Abigail Aguilar, Juru Kampanye Sampah Greenpeace Filipina, menyatakan dalam petisi bahwa lima negara ASEAN yaitu Indonesia, Filipina, Vietnam, Thailand, dan Malaysia adalah negara penghasil sampah plastik terbesar di dunia. Karena panjang garis pantai yang mereka miliki dan jumlah sampah plastik yang mereka gunakan, lima negara itu pun menjadi penyumbang sampah plastik di laut secara global.
Mengutip sebuah riset pada 2015, Greenpeace mengatakan bahwa saat ini terdapat lebih dari 275 juta ton plastik. Total jumlah sampah plastik diperkirakan terus bertambah dan akan melebihi jumlah ikan pada 2050.
“Laut sedang tenggelam oleh sampah. Dan, itulah alasan kenapa kampanye ini penting!” tulis Greenpeace.
Greenpeace menyatakan, sebagai Ketua ASEAN Summit tahun ini, Filipina memiliki peran penting untuk mengajak negara-negara anggota ASEAN agar mengambil langkah nyata melawan polusi sampah di laut. Hal itu penting untuk menghentikan kerusakan lingkungan dan menurunnya kehidupan pesisir di kawasan.
“ASEAN harus bekerja sama untuk membuat regulasi yang tepat dan mendorong sektor bisnis untuk bertanggung jawab terhadap dampak mereka terhadap lingkungan serta mengajak konsumen untuk melakukan aksi,” demikian penutup petisi tersebut. Hingga Minggu (14/5) pukul 11 WITA, 5.028 pengguna Internet telah menandatangani petisi tersebut.
(baca : Begini Tekad Indonesia Kurangi Sampah Plastik sampai 70%)
Bahaya Mikroplastik
Kampanye Dead Whale oleh Greenpeace Filipina bisa menjadi pengingat lagi tentang bahaya sampah di lautan (marine debris) terhadap ekosistem global.
Laman Nature, mempublikasikan riset terbaru oleh Tamara S. Galloway, Mathew Cole, dan Ceri Lewis dari Universitas Exeter, Inggris pada April 2017 lalu.

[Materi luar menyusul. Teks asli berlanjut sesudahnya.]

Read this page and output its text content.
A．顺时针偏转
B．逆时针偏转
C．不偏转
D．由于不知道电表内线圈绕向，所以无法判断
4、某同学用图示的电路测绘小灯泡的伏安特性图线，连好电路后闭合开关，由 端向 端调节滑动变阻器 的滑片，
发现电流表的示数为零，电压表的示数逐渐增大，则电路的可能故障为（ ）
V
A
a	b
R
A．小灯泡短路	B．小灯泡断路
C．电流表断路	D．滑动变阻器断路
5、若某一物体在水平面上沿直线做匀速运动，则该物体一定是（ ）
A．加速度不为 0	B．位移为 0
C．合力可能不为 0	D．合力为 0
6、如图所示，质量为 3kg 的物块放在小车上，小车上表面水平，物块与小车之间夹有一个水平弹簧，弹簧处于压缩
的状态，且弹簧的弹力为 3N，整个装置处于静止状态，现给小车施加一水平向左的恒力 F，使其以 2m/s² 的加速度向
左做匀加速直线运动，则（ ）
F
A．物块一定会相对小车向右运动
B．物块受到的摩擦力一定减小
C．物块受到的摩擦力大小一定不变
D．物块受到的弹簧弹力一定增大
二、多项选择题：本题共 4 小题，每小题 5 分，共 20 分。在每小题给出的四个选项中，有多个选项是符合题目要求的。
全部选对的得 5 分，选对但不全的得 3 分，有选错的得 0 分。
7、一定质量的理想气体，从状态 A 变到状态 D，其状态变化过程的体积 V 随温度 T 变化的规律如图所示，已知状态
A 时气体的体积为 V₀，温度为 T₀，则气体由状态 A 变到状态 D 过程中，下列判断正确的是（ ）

Riset itu berjudul Interactions of microplastic debris throughout the marine ecosystem.
Dalam artikelnya, para peneliti menyatakan bahwa jumlah produksi plastik global saat ini mencapai 300 juta ton per tahun. Sekitar 50 persen dari plastik tersebut hanya digunakan sekali sebelum dibuang, menghasilkan jumlah plastik yang dibakar. Dari jumlah tersebut, ada sekitar 4,8 hingga 12,7 juta ton plastik dibuang ke laut pada 2014.
Berdasarkan pemodelan yang mereka lakukan, sampah yang dibuang itu menghasilkan lebih dari 5 miliar potongan sampah plastik yang sedang mengapung di lautan dunia saat ini, termasuk di dalamnya adalah mikroplastik.
Mikroplastik merupakan potongan sampah-sampah kecil, sabut, maupun butiran sampah plastik dengan ukuran diameter 1 mikrometer hingga 5 milimeter, merupakan bentuk paling banyak dari sampah plastik sampah di laut. Adapun bentuk sampah plastik lainnya adalah nanoplastik dengan ukuran lebih kecil dari 1 mikrometer dan makroplastik dengan ukuran lebih besar dari 5 milimeter.
Sampah mikroplastik berasal dari sampah-sampah dalam ukuran besar. Mereka kemudian berubah akibat tindakan mekanis dan degradasi oleh fotooksidasi, menjadi bahan-bahan lebih kecil. Mikroplastik juga termasuk benda-benda yang diproduksi dalam ukuran kecil. Misalnya bahan kosmetik, partikel sintetis untuk menambal kapal, serta mikrosfer yang digunakan dalam kedokteran untuk mengirimkan obat-obatan.
(baca : Lima Negara yang Berkontribusi terhadap Krisis Sampah di Lautan)
Bentuk sekunder mikroplastik terjadi melalui fragmentasi sampah plastik di lingkungan melalu fotooksidasi, kegiatan mekanis, dan biodegradasi. Menurut riset itu, tidak ada kurun waktu dan cakupan fragmentasi yang jelas. Pada suhu dingin, di mana oksigen ditemukan dalam jumlah terbatas di kawasan perairan, perlu waktu sampai 300 tahun bagi 1 mm partikel untuk menjadi partikel dengan diameter 100 nm.
Menurut riset tersebut, mikroplastik menjadi hal mengkhawatirkan karena ukurannya yang kecil maka bisa menjadi makanan bagi biota laut. Mikroplastik bisa tertelan oleh pemakan yang tinggal di dasar laut dan ditemukan pula pada invertabrata, ikan, penyu, dan biota lain yang berukuran lebih besar, termasuk jenis yang dikonsumsi manusia atau memainkan peran penting dalam ekologi.
Plastik modern pada umumnya merupakan kombinasi kompleks dari polimer, bahan kimia tambahan, dan bahan beracun. Penyerapan bahan organik, bakteri, dan kontaminan kimia menambah kompleksitas plastik. Perpindahan bahan-bahan itu kepada binatang laut telah meningkatkan potensi mereka mendapatkan dampak buruk.
Banyak bahan tambahan plastik dan bahan kimia yang ditularkan melalui air laut secara terus menerus telah menjadi penghambat endokrin atau bahkan mengubah metabolisme dan reproduksi akhir biota tersebut.
Di sisi lain, riset juga mengungkapkan tentang tidak adanya antisipasi terhadap bahaya mikroplastik. Meskipun sudah ada fakta mikroplastik merupakan hal berbahaya, namun belum ada aturan untuk membatasi penggunaan plastik termasuk mencegahnya agar tidak mengalir ke laut. Hal itu karena kurangnya pengetahuan bagaimana dampak kerusakan individual di laut bisa berdampak terhadap kerusakan ekologis.